Speaker: Stephen Wilson
Time: November 7, 2019 :: 2:00PM - 3:00PM
Abstract: The triangular lattice of antiferromagetically coupled spins has long served as the paradigm of geometric magnetic frustration. An accompanying host of unconventional magnetic ground states predicted in this setting, and, as the spins on the lattice approach the quantum limit, these range from predictions of quantum spin liquid phases to unusual regimes of fluctuation-driven order. While ideal manifestations of materials with perfect equilateral triangles of S=1/2 ions are rare, the field has recently enjoyed a resurgence due to the development of new classes of materials possessing nearly ideal triangular lattices decorated instead with rare-earth ions.
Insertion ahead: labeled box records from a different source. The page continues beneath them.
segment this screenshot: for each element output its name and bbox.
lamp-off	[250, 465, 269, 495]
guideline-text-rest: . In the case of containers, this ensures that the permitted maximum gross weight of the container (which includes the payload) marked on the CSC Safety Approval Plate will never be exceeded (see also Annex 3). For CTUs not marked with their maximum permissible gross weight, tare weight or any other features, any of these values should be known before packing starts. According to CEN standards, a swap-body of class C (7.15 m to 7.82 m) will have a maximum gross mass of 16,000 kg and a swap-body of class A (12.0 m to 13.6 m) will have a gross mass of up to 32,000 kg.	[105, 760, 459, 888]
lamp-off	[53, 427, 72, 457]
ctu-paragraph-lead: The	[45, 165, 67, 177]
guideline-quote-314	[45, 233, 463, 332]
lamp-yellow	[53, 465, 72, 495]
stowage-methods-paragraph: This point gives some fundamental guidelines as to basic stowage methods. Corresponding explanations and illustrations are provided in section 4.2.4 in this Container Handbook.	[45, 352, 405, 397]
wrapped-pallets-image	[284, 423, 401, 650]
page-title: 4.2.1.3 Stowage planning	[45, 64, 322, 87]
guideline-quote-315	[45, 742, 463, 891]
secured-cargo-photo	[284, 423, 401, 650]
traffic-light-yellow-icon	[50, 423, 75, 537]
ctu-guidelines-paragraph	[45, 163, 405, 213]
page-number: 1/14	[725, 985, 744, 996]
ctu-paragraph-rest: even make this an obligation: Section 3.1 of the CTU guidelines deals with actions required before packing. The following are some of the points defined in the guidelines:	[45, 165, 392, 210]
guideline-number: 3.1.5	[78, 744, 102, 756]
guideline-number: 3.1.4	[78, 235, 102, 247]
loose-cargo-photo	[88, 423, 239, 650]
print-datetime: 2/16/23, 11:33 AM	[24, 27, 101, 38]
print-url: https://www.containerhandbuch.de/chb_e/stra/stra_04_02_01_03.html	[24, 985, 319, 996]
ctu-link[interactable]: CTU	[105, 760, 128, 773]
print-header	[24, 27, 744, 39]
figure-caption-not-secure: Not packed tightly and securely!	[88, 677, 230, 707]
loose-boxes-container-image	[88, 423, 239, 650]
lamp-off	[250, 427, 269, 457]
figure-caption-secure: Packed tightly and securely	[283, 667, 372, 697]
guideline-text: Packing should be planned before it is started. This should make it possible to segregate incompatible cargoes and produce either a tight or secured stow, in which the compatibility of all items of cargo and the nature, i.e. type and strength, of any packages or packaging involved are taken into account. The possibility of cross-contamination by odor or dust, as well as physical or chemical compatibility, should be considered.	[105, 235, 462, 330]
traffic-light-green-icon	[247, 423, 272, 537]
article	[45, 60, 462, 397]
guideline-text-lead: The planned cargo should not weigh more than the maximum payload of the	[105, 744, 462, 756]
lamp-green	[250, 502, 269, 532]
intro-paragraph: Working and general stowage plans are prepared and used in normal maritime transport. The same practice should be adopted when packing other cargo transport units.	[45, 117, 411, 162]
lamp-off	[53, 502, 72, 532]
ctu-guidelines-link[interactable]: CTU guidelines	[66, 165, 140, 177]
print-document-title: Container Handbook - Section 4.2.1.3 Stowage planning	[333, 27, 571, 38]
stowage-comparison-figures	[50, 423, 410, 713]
At sufficiently low temperatures for Kramers ions such as Yb, it then becomes possible to explore the magnetism of an ideal Jeff=1/2 triangular lattice of moments. Here I will present some of our recent work exploring the magnetic ground state of one such compound, NaYbO2, which forms a model triangular lattice of frustrated Yb3+ ions within a chemically ideal framework. Despite evidence for substantial magnetic exchange for a Yb-based compound, no signatures of magnetic order are detected down to 50 mK. Instead a quantum disordered state manifests which can be driven via the application of a magnetic field into a fluctuation-driven “up-up-down” plateau phase prior to reaching the fully field-polarized state. The implications of our findings regarding the formation of intrinsic quantum disorder in NaYbO2 will be discussed.
Biography: Prof. Stephen Wilson serves as an Associate Professor and the Associate Chair of the Materials Department at the University of California, Santa Barbara. After obtaining his Ph.D. from the Physics Department at University of Tennessee in 2007, he worked at Lawrence Berkeley National Laboratory as a postdoc prior to joining the faculty of the Physics Department at Boston College in 2010 as an Assistant Professor. After moving to UC Santa Barbara in 2014, he has since been appointed an Associate Director of the California Nanosystems Institute and also serves as a co-director of the recently established NSF Quantum Foundry on campus. His research group focuses on the exploration of novel electronic states and phase behaviors in a variety of materials ranging from quantum magnets to strongly spin-orbit coupled correlated electron systems.